We didn't spot language in the legislation telling four-year colleges to accept credits earned toward the multidisciplinary degree. But the association's Dustin Meador advised us that the 2015 law requires students pursuing the multidisciplinary degree to complete the state's 42-hour core curriculum--and under pre-existing law, Meador said, a student who completes all the core courses may automatically swap in her or his credits at any Texas public college. Proponents of Seliger's legislation, Meador wrote, "might argue that the bill created a clear path for a student to complete the core with the expectation that the courses will transfer."
On the other hand, Meador said, if a student falls short of completing the 42 hours, a receiving institution may pick and choose which credits to accept toward a four-year degree--and the student might be required to take more core courses.
Unsuccessful 2017 legislation
In 2017, TACC told us, Sen. Royce West, D-Dallas, offered SB 2086 and SB 2122, each intended to ease credit transfers.
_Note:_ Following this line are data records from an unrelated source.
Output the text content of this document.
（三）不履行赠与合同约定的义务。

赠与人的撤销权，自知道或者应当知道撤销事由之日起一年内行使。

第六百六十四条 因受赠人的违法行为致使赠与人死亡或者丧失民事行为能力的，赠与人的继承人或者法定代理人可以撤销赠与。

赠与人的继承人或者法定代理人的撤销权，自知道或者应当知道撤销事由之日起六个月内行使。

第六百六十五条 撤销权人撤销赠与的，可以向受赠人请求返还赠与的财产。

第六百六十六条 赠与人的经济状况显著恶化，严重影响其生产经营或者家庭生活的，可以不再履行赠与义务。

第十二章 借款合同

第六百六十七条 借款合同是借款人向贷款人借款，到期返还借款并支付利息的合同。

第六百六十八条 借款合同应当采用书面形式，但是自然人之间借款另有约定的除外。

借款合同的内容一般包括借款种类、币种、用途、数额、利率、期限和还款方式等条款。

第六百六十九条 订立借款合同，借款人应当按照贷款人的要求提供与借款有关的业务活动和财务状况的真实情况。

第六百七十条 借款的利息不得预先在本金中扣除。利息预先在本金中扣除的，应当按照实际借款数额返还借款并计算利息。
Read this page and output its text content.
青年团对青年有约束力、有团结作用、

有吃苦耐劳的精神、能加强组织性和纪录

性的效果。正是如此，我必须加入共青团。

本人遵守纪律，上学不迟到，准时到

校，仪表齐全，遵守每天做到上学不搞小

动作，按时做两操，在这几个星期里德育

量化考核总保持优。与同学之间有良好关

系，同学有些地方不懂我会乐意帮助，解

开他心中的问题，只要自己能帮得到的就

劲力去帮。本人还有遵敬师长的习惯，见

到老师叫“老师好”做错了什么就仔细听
Neither made it into law.
SB 2086, which cleared the Senate before dying in the House, arose from senators focusing on credit transfer issues, according to West's May 2017 statement of intent. The proposal would have required the coordinating board to establish regional consortia easing credit transfers from community colleges to four-year institutions within each region. "Through these consortia," West wrote, "institutions will create transfer compacts to identify which courses will be accepted for transfer among all the institutions, and include those in student transfer guides."
West said in his statement of intent for SB 1122, which perished after winning Senate approval and drawing a House committee hearing, that the legislation would drive down the number of community-college courses taken by students that don't deliver credits toward a college degree. West wrote: "While students bear responsibility for the choices they make, higher education bears responsibility for making the choices transparent, easily comprehensible, and to align courses with common curriculum and outcomes as much as possible."
Under the proposal, West summed up, the coordinating board would be directed to "create a database of required lower-division courses for specific majors" and to strengthen advising and require earlier advising, among reforms.
Given the degree put in motion by the 2015 Legislature, we newly rate this previously unrated Abbott promise a COMPROMISE.
Compromise — Promises will earn this rating when they accomplish substantially less than the original statement but when there is still a significant accomplishment that is consistent with the goal of the original promise.